3.1 About Workflow

This fully computer-generated image touches upon many modern techniques in color management, including a scene-referred linear approach to rendering, shading, and illumination, in addition to on-set lighting reconstruction and texture management. Visual effects by Sony Pictures Imageworks. Images from "The Amazing Spider-Man" Courtesy of Columbia Pictures. ? 2012 Columbia Pictures Industries, Inc. All rights reserved.

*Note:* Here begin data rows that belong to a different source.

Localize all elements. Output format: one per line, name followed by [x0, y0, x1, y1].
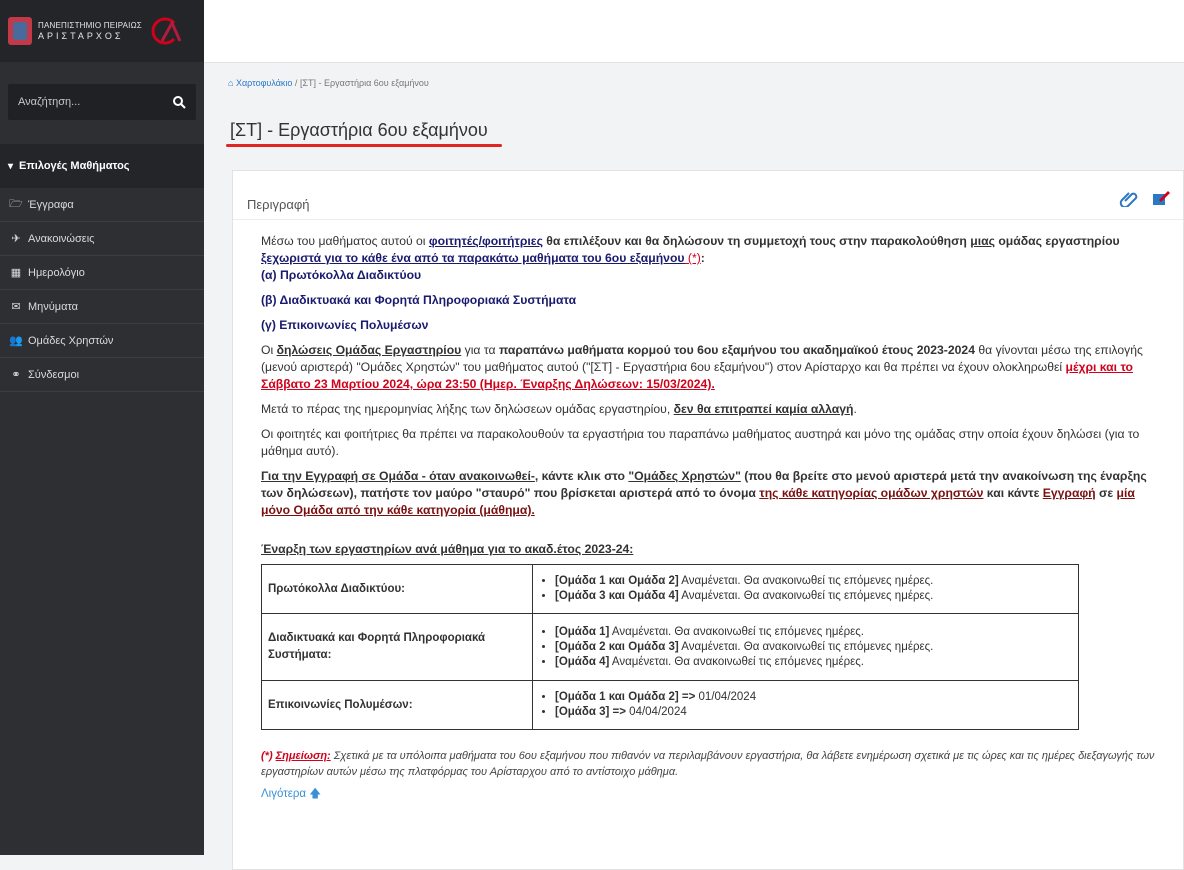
- panel-title: Περιγραφή: [247, 197, 310, 212]
- list-item: [Ομάδα 1] Αναμένεται. Θα ανακοινωθεί τις…: [555, 625, 1072, 640]
- search-bar[interactable]: Αναζήτηση...: [8, 84, 196, 120]
- attendance-paragraph: Οι φοιτητές και φοιτήτριες θα πρέπει να …: [261, 427, 1140, 458]
- labs-start-table: Πρωτόκολλα Διαδικτύου: [Ομάδα 1 και Ομάδ…: [261, 564, 1079, 730]
- labs-start-heading: Έναρξη των εργαστηρίων ανά μάθημα για το…: [261, 542, 634, 556]
- university-logo[interactable]: ΠΑΝΕΠΙΣΤΗΜΙΟ ΠΕΙΡΑΙΩΣ ΑΡΙΣΤΑΡΧΟΣ: [8, 9, 186, 53]
- sidebar-item-label: Μηνύματα: [28, 300, 79, 313]
- logo-area[interactable]: ΠΑΝΕΠΙΣΤΗΜΙΟ ΠΕΙΡΑΙΩΣ ΑΡΙΣΤΑΡΧΟΣ: [0, 0, 204, 62]
- main-content: ⌂ Χαρτοφυλάκιο / [ΣΤ] - Εργαστήρια 6ου ε…: [204, 62, 1184, 870]
- search-icon[interactable]: [172, 95, 186, 109]
- title-highlight: [226, 144, 502, 147]
- edit-icon[interactable]: [1151, 189, 1171, 207]
- table-cell-course: Διαδικτυακά και Φορητά Πληροφοριακά Συστ…: [261, 613, 533, 681]
- table-cell-groups: [Ομάδα 1] Αναμένεται. Θα ανακοινωθεί τις…: [532, 613, 1079, 681]
- menu-header-label: Επιλογές Μαθήματος: [19, 160, 130, 172]
- sidebar-item-label: Σύνδεσμοι: [28, 368, 80, 381]
- description-panel: Περιγραφή Μέσω του μαθήματος αυτού οι φο…: [232, 170, 1184, 870]
- course-options-header[interactable]: ▾ Επιλογές Μαθήματος: [0, 144, 204, 188]
- calendar-icon: ▦: [10, 267, 22, 279]
- table-cell-course: Πρωτόκολλα Διαδικτύου:: [261, 564, 533, 614]
- sidebar-item-documents[interactable]: 🗁 Έγγραφα: [0, 188, 204, 222]
- list-item: [Ομάδα 1 και Ομάδα 2] => 01/04/2024: [555, 690, 1072, 705]
- footnote: (*) Σημείωση: Σχετικά με τα υπόλοιπα μαθ…: [261, 750, 1155, 778]
- table-row: Πρωτόκολλα Διαδικτύου: [Ομάδα 1 και Ομάδ…: [261, 564, 1079, 614]
- arrow-up-icon: 🡅: [309, 788, 322, 800]
- page-title: [ΣΤ] - Εργαστήρια 6ου εξαμήνου: [230, 120, 488, 140]
- megaphone-icon: ✈: [11, 233, 21, 245]
- list-item: [Ομάδα 3 και Ομάδα 4] Αναμένεται. Θα ανα…: [555, 589, 1072, 604]
- logo-line2: ΑΡΙΣΤΑΡΧΟΣ: [38, 31, 124, 41]
- sidebar-item-user-groups[interactable]: 👥 Ομάδες Χρηστών: [0, 324, 204, 358]
- aristarchos-mark-icon: [151, 17, 182, 45]
- search-input[interactable]: Αναζήτηση...: [18, 96, 80, 108]
- sidebar-item-calendar[interactable]: ▦ Ημερολόγιο: [0, 256, 204, 290]
- course-a: (α) Πρωτόκολλα Διαδικτύου: [261, 268, 422, 282]
- envelope-icon: ✉: [11, 301, 21, 313]
- chevron-down-icon: ▾: [8, 160, 14, 172]
- sidebar-item-label: Ομάδες Χρηστών: [28, 334, 114, 347]
- table-cell-groups: [Ομάδα 1 και Ομάδα 2] Αναμένεται. Θα ανα…: [532, 564, 1079, 614]
- registration-paragraph: Για την Εγγραφή σε Ομάδα - όταν ανακοινω…: [261, 469, 1147, 517]
- show-less-link[interactable]: Λιγότερα 🡅: [261, 786, 1161, 803]
- course-c: (γ) Επικοινωνίες Πολυμέσων: [261, 318, 429, 332]
- top-bar: [204, 0, 1184, 63]
- deadline-paragraph: Μετά το πέρας της ημερομηνίας λήξης των …: [261, 402, 857, 416]
- sidebar-item-label: Ημερολόγιο: [28, 266, 85, 279]
- sidebar-item-announcements[interactable]: ✈ Ανακοινώσεις: [0, 222, 204, 256]
- breadcrumb: ⌂ Χαρτοφυλάκιο / [ΣΤ] - Εργαστήρια 6ου ε…: [228, 78, 429, 88]
- users-icon: 👥: [9, 335, 23, 347]
- sidebar-item-label: Ανακοινώσεις: [28, 232, 95, 245]
- table-cell-groups: [Ομάδα 1 και Ομάδα 2] => 01/04/2024 [Ομά…: [532, 680, 1079, 730]
- list-item: [Ομάδα 1 και Ομάδα 2] Αναμένεται. Θα ανα…: [555, 574, 1072, 589]
- list-item: [Ομάδα 4] Αναμένεται. Θα ανακοινωθεί τις…: [555, 655, 1072, 670]
- home-icon: ⌂: [228, 78, 236, 88]
- sidebar-item-label: Έγγραφα: [28, 198, 74, 211]
- list-item: [Ομάδα 3] => 04/04/2024: [555, 705, 1072, 720]
- intro-paragraph: Μέσω του μαθήματος αυτού οι φοιτητές/φοι…: [261, 234, 1120, 282]
- breadcrumb-home[interactable]: ⌂ Χαρτοφυλάκιο: [228, 78, 292, 88]
- table-cell-course: Επικοινωνίες Πολυμέσων:: [261, 680, 533, 730]
- university-crest-icon: [8, 17, 32, 45]
- declarations-paragraph: Οι δηλώσεις Ομάδας Εργαστηρίου για τα πα…: [261, 343, 1143, 391]
- panel-divider: [233, 219, 1183, 220]
- table-row: Διαδικτυακά και Φορητά Πληροφοριακά Συστ…: [261, 613, 1079, 681]
- table-row: Επικοινωνίες Πολυμέσων: [Ομάδα 1 και Ομά…: [261, 680, 1079, 730]
- logo-line1: ΠΑΝΕΠΙΣΤΗΜΙΟ ΠΕΙΡΑΙΩΣ: [38, 21, 142, 30]
- breadcrumb-current: [ΣΤ] - Εργαστήρια 6ου εξαμήνου: [299, 78, 429, 88]
- link-icon: ⚭: [11, 369, 21, 381]
- sidebar-item-links[interactable]: ⚭ Σύνδεσμοι: [0, 358, 204, 392]
- sidebar: ΠΑΝΕΠΙΣΤΗΜΙΟ ΠΕΙΡΑΙΩΣ ΑΡΙΣΤΑΡΧΟΣ Αναζήτη…: [0, 0, 204, 855]
- paperclip-icon[interactable]: [1119, 189, 1139, 207]
- folder-icon: 🗁: [9, 198, 23, 210]
- breadcrumb-separator: /: [294, 78, 298, 88]
- description-content: Μέσω του μαθήματος αυτού οι φοιτητές/φοι…: [261, 233, 1161, 803]
- sidebar-item-messages[interactable]: ✉ Μηνύματα: [0, 290, 204, 324]
- course-b: (β) Διαδικτυακά και Φορητά Πληροφοριακά …: [261, 293, 577, 307]
- list-item: [Ομάδα 2 και Ομάδα 3] Αναμένεται. Θα ανα…: [555, 640, 1072, 655]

This section will describe techniques, choices and considerations that go into modern color workflows for live-action, visual effects, animation and games productions. The section starts with the introduction of two subjects that will be of use throughout the rest of the chapter: the Academy Color Encoding System and the process of crafting and managing the Look of a production. The rest of the chapter will follow an order roughly driven by the chronological order of work on a live-action visual effects movie, starting with On-Set camera, Lighting and Reference Capture, moving on to the phases of the computer graphics pipeline used in visual effects, animation and games including Texture Painting, Matte Painting, Lighting, Rendering and Compositing and finishing with Grading, Monitoring and Mastering.

To give the discussion context, a Color Pipeline will be defined as the set of all color transformations and encodings used during a motion-picture production.

A well-defined computer-graphics color pipeline rigorously manages the color transformations applied at each stage of the process, in addition to the transforms required for accurate image preview. In a properly color-managed pipeline, the color encodings for all image inputs, image outputs, intermediate representations, displays and exports are carefully tracked. The transforms used to convert between color encodings are also rigorously defined and tracked. A well-managed pipeline protects the maximum color data available and uses the fewest transforms possible.